Era adicto además al celular. Lo tenía consigo en todo momento, ya sea en sus manos, en el bolsillo o en un bolso. Y siempre que podía estaba haciendo una llamada, o mandando mensajes, o revisando la App, o simplemente navegando por internet.
—Ooh, ¿por qué? —se quejó—. Yo quería tener algo tuyo… y me imaginé que sería raro llevar una trenza de mi hermano como llavero —comentó al tiempo que acariciaba una que caía sobre los hombros de Tom. Luego rió con ganas cuando éste le palmeó la mano alarmado.
Era adicto a las emociones fuertes que desencadenaran en él accesos de adrenalina. Ya sea la alegría que lo hacía estallar en carcajadas o la ira y los celos que se desquitaba en comentarios ácidos y sexo casi salvaje.
—Vamos, algo que sea solo nuestro —insistió.
Tom suspiró. No podía hacer mucho más. Después de todo, él también era adicto.
Aunque nunca, jamás, lo admitiría; menos en voz alta.
Su adicción era peor que cualquier otra; porque esta podía ensanchar sus vasos sanguíneos e introducirlo en un estado de euforia instantáneo, podía apresurar el bombardeo de su corazón con una sonrisa, dilatar sus pupilas ante su presencia y desviar su atención con su mero nombramiento.
Era adicto y ni siquiera sabía bien desde cuándo.
La fase del gusto por los besos y el sexo la había superado rápidamente cuando el torrente de pensamientos sobre él se desbordaba constantemente de manera obsesiva. Mas, sospechó que era aún más grave cuando las ausencias de Bill se volvieron agonías que parecían insuperables y prefería mil veces suplir sus caprichos u ocurrencias a no verlo por un tiempo.
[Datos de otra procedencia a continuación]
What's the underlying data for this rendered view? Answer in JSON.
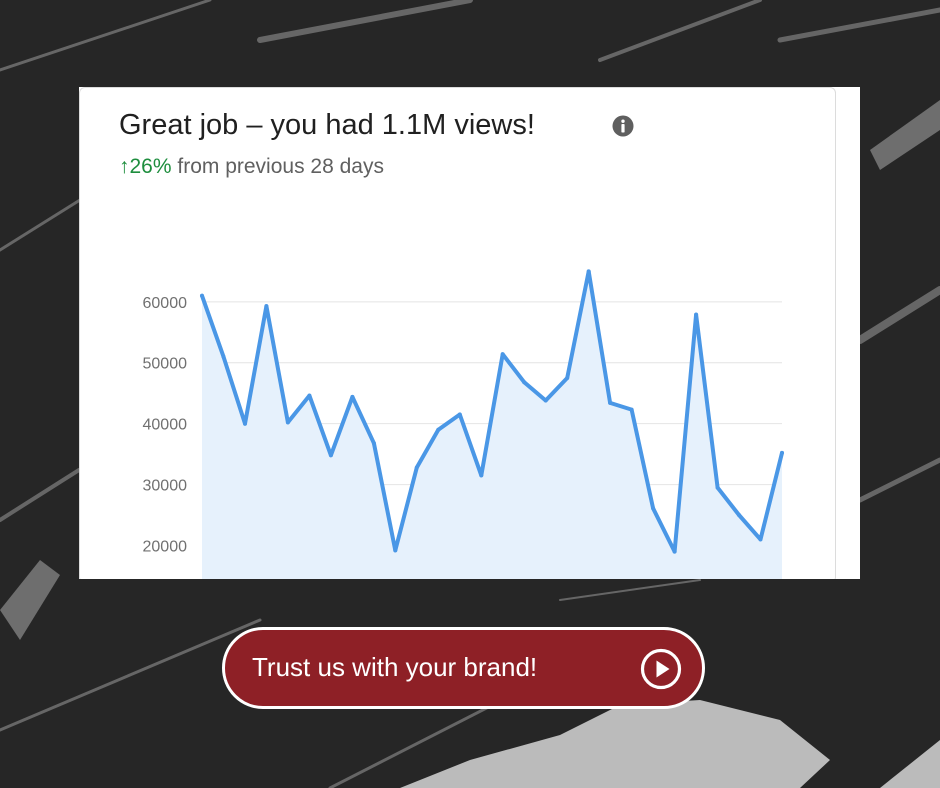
{
  "card": {
    "title": "Great job – you had 1.1M views!",
    "info_icon": "info-icon",
    "change_arrow": "↑",
    "change_value": "26%",
    "change_text": " from previous 28 days"
  },
  "cta": {
    "label": "Trust us with your brand!",
    "icon": "play-circle-icon"
  },
  "colors": {
    "background": "#262626",
    "line": "#4a97e6",
    "area_fill": "#e6f1fc",
    "positive": "#1e8e3e",
    "button": "#8e2026"
  },
  "chart_data": {
    "type": "area",
    "x": [
      1,
      2,
      3,
      4,
      5,
      6,
      7,
      8,
      9,
      10,
      11,
      12,
      13,
      14,
      15,
      16,
      17,
      18,
      19,
      20,
      21,
      22,
      23,
      24,
      25,
      26,
      27,
      28
    ],
    "series": [
      {
        "values": [
          61000,
          51000,
          40000,
          59300,
          40200,
          44600,
          34800,
          44400,
          36800,
          19200,
          32800,
          39000,
          41500,
          31500,
          51400,
          46800,
          43800,
          47500,
          65000,
          43400,
          42300,
          26100,
          19000,
          57900,
          29500,
          25000,
          21000,
          35200
        ]
      }
    ],
    "yticks": [
      "20000",
      "30000",
      "40000",
      "50000",
      "60000"
    ],
    "ylim": [
      14500,
      69000
    ],
    "grid": true,
    "legend": "none"
  }
}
Había intentado contenerse ciento de veces —literalmente—, pero cada vez, en cada una de ellas, el gozo de sentir los dedos tentando territorio en su trasero y los besos húmedos que iniciaban como simples juegos y las palabras susurradas en su oído con sensualidad deliberada le libraban la batalla del siglo y él perdía. Perdía miserablemente.
Era un maldito adicto y estaba curiosamente feliz de ello. Y cuando no, cuando finalmente creía que se podría escapar de sus garras, la espontaneidad de Bill aparecía y a él lo envolvía un calorcillo agradable que adormecía sus ánimos de libertad y lo hacía recaer. Sobre la cama, con una sonrisa.
Entonces, cuando su hermano venía con tamañas ocurrencias, él toleraba y se abstenía un rato, mas, luego, apartaba a un lado viejos temores insulsos como a las agujas y pensamientos inverosímiles como escaparse.
Porque él era un maldito adicto y, como todo adicto, ¿qué más podía hacer? Solo ceder.
—Bien, pero uno chico que demuestre mi grandeza y superioridad —aceptó y presionó el acelerador, el auto finalmente se ponía en movimiento.
Bill rió con ganas —su perfil recortándose contra la autopista, los edificios y el atardecer— y prendió un cigarrillo para festejar.